Big data clusters require a specific set of client tools. Before you deploy a big data cluster to Kubernetes, you should install the following tools:
| Tool | Description |
|---|---|
| azdata | Deploys and manages big data clusters. |
| kubectl | Creates and manages the underlying Kubernetes cluster. |
| Azure Data Studio | Graphical interface for using the big data cluster. |
| SQL Server 2019 extension | Azure Data Studio extension that enables big data cluster features. |
Other tools are required for different scenarios. Each article should explain the prerequisite tools for performing a specific task. For a full list of tools and installation links, see Install SQL Server 2019 big data tools.
Big data clusters are deployed as a series of interrelated containers that are managed in Kubernetes. You can host Kubernetes in a variety of ways. Even if you already have an existing Kubernetes environment, you should review the related requirements for big data clusters.
-
Azure Kubernetes Service (AKS): AKS allows you to deploy a managed Kubernetes cluster in Azure. You only manage and maintain the agent nodes. With AKS, you don't have to provision your own hardware for the cluster. It is also easy to use a big data cluster deployment script to create the AKS cluster and deploy the big data cluster in one step. For more information about using AKS with big data clusters, see Configure Azure Kubernetes Service for SQL Server 2019 big data cluster (preview) deployments.
-
Multiple machines: You can also deploy Kubernetes to multiple Linux machines, which could be physical servers or virtual machines. The kubeadm tool can be used to create the Kubernetes cluster. This method works well if you already have existing infrastructure that you want to use for your big data cluster. For more information about using kubeadm deployments with big data clusters, see Configure Kubernetes on multiple machines for SQL Server 2019 big data cluster (preview) deployments.
-
Minikube: Minikube allows you to run Kubernetes locally on a single server. It is a good option if you are trying out big data clusters or need to use it in a testing or development scenario.
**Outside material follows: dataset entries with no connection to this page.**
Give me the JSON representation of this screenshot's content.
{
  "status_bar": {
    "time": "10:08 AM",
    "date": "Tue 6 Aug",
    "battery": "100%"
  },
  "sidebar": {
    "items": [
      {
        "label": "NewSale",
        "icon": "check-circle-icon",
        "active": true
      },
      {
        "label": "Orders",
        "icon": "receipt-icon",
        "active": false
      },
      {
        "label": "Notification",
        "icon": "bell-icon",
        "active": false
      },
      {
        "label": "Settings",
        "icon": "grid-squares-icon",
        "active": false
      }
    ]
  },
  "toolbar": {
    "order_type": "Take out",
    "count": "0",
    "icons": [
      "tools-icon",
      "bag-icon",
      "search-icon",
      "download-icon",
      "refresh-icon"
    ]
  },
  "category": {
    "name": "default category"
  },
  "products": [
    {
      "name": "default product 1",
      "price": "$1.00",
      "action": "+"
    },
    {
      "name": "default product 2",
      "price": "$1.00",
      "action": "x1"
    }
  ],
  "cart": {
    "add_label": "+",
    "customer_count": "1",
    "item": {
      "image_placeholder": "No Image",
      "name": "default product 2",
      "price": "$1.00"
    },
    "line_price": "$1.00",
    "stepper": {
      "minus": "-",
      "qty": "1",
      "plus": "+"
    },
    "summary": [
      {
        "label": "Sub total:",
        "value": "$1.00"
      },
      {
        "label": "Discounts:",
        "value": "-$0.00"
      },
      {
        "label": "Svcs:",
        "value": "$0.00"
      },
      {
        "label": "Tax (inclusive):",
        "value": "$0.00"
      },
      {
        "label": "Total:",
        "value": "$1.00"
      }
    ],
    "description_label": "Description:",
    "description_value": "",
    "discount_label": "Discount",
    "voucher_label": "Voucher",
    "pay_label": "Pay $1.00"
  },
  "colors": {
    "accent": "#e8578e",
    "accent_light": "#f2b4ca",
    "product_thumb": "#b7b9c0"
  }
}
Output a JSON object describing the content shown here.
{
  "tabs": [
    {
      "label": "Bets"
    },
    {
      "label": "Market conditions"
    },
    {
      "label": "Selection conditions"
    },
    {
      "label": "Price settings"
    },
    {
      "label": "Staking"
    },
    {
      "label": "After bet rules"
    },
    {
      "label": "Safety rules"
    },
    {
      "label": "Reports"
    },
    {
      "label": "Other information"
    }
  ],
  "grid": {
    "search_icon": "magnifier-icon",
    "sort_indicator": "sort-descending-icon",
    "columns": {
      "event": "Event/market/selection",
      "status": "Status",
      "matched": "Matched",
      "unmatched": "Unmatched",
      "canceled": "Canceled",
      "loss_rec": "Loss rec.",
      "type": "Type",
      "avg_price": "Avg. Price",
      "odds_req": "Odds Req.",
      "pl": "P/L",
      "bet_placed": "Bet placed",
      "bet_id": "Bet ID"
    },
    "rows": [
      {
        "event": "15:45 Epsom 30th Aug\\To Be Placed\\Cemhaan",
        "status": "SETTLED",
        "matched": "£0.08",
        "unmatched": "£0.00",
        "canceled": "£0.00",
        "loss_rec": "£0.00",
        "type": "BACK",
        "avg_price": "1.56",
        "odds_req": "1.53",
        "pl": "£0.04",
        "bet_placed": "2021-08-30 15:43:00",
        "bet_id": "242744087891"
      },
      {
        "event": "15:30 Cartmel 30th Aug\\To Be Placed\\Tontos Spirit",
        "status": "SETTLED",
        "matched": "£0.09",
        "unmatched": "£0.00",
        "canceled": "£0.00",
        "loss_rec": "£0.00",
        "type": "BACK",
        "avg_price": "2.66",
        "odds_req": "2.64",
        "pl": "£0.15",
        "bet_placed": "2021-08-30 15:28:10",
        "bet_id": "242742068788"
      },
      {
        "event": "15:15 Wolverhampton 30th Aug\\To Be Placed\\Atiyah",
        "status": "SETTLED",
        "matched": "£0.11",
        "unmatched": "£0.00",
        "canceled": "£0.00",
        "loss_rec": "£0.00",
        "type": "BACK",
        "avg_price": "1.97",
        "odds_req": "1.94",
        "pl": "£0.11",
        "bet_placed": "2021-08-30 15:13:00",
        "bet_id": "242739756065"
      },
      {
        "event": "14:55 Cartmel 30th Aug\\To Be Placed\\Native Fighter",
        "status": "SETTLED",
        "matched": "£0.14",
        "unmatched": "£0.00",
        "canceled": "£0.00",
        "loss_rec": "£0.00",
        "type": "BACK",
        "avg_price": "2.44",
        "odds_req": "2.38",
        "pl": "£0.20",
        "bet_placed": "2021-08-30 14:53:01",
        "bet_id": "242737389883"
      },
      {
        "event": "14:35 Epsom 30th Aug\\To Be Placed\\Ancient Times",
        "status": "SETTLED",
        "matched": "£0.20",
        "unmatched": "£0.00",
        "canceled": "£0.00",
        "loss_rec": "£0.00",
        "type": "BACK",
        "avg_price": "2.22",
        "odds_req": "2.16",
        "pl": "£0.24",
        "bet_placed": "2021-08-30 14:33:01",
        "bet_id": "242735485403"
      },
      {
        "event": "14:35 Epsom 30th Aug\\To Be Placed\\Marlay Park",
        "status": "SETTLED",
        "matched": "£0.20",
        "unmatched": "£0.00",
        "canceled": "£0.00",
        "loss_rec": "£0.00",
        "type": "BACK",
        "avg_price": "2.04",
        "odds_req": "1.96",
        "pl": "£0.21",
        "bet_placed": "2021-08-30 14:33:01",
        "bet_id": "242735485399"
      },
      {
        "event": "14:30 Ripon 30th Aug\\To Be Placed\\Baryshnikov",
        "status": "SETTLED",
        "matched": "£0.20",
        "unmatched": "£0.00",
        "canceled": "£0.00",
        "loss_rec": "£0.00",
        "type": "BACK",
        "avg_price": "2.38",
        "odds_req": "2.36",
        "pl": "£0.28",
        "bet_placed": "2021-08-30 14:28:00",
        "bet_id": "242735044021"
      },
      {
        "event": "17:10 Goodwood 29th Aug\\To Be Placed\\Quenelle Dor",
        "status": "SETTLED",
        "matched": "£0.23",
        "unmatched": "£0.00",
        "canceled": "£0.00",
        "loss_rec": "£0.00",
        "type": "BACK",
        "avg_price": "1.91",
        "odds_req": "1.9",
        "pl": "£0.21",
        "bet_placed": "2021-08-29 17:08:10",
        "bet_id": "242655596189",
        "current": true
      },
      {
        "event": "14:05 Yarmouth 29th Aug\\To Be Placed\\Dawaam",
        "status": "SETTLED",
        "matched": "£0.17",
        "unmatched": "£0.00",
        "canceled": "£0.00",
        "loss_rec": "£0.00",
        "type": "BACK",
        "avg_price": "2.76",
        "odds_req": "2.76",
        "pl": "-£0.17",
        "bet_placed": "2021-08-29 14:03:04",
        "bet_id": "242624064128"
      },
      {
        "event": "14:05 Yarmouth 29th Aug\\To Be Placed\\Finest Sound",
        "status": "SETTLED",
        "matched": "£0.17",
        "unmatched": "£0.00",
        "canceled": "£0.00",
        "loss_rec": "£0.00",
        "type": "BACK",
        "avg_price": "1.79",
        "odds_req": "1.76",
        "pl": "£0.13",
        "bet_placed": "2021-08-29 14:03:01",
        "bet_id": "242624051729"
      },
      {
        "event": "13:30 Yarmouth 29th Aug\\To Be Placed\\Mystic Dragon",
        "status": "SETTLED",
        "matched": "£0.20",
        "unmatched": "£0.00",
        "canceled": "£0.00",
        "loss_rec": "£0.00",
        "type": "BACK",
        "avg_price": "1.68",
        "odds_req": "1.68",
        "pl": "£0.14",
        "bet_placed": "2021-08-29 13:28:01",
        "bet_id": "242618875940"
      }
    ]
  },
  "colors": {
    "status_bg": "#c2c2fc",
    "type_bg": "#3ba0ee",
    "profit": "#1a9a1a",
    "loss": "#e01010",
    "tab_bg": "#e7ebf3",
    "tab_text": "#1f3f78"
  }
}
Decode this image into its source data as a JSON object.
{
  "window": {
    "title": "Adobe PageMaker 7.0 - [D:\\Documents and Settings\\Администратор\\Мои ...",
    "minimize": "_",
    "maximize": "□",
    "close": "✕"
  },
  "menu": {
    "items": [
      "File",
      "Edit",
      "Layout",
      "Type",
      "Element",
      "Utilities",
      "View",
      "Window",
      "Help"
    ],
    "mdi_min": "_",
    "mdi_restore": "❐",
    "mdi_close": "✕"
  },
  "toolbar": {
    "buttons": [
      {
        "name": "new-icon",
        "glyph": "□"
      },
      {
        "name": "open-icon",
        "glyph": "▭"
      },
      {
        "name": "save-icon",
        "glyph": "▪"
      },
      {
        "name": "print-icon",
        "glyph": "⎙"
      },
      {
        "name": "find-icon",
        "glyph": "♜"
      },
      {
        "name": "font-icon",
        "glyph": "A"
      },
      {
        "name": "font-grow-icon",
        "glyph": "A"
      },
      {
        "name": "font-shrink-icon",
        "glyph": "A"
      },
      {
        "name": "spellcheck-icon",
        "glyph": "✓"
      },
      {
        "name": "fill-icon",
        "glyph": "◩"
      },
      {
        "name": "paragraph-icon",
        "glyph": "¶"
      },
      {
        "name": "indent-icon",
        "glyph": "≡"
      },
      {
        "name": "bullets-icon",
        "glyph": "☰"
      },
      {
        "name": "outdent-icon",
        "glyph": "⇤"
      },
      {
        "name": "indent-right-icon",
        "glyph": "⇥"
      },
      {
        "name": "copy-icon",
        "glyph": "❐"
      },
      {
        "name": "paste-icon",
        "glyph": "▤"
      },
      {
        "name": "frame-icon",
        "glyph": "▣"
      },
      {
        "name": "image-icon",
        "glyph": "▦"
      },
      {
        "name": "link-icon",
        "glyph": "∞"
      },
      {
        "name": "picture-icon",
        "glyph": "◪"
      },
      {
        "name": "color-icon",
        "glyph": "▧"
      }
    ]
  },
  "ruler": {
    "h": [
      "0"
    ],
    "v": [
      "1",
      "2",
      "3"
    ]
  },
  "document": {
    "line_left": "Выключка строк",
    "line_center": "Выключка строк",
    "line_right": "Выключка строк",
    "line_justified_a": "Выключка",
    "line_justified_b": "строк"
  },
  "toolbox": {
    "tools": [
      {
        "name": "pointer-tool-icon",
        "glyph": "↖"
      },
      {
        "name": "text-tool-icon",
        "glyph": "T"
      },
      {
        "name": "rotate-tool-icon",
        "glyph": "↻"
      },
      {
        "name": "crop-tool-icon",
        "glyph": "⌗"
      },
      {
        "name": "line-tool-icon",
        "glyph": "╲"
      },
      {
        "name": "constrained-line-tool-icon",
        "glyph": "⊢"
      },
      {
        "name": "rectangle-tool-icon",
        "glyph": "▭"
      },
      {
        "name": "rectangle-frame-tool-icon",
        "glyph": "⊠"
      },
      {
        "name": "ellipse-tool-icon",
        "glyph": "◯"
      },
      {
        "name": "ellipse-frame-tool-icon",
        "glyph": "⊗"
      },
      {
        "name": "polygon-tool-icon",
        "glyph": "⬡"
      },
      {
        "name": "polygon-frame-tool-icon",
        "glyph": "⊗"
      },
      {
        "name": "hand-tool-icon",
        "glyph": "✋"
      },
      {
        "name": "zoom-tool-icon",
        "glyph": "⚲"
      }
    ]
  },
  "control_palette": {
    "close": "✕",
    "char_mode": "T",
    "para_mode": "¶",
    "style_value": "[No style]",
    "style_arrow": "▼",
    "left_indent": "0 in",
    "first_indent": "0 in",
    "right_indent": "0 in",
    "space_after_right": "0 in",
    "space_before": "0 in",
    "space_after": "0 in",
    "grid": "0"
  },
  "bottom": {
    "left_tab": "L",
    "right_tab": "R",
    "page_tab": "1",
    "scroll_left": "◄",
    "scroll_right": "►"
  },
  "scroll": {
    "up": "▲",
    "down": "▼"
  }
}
For more information about using Minikube, see the Minikube documentation. For specific requirements for using Minikube with big data clusters, see Configure minikube for SQL Server 2019 big data cluster deployments.
After configuring Kubernetes, you deploy a big data cluster with the azdata bdc create command. When deploying, you can take several different approaches.
-
If you are deploying to a dev-test environment, you can choose to use one of the default configurations provided by azdata.
-
To customize your deployment, you can create and use your own deployment configuration files.
-
For a completely unattended installation, you can pass all other settings in environment variables. For more information, see unattended deployments.
Deployment scripts can help deploy both Kubernetes and big data clusters in a single step. They also often provide default values for big data cluster settings. For an example of a deployment script for big data cluster on Azure Kubernetes Service (AKS), see the following article:
Deploy a SQL Server 2019 big data cluster with a deployment script (AKS).
You can customize any deployment script by creating your own version that configures the big data cluster environment variables differently.
Deploy a SQL Server 2019 big data cluster with Azure Data Studio Notebooks.
After you successfully deploy a big data cluster, connect to the cluster and consider loading sample data for use with several walkthroughs.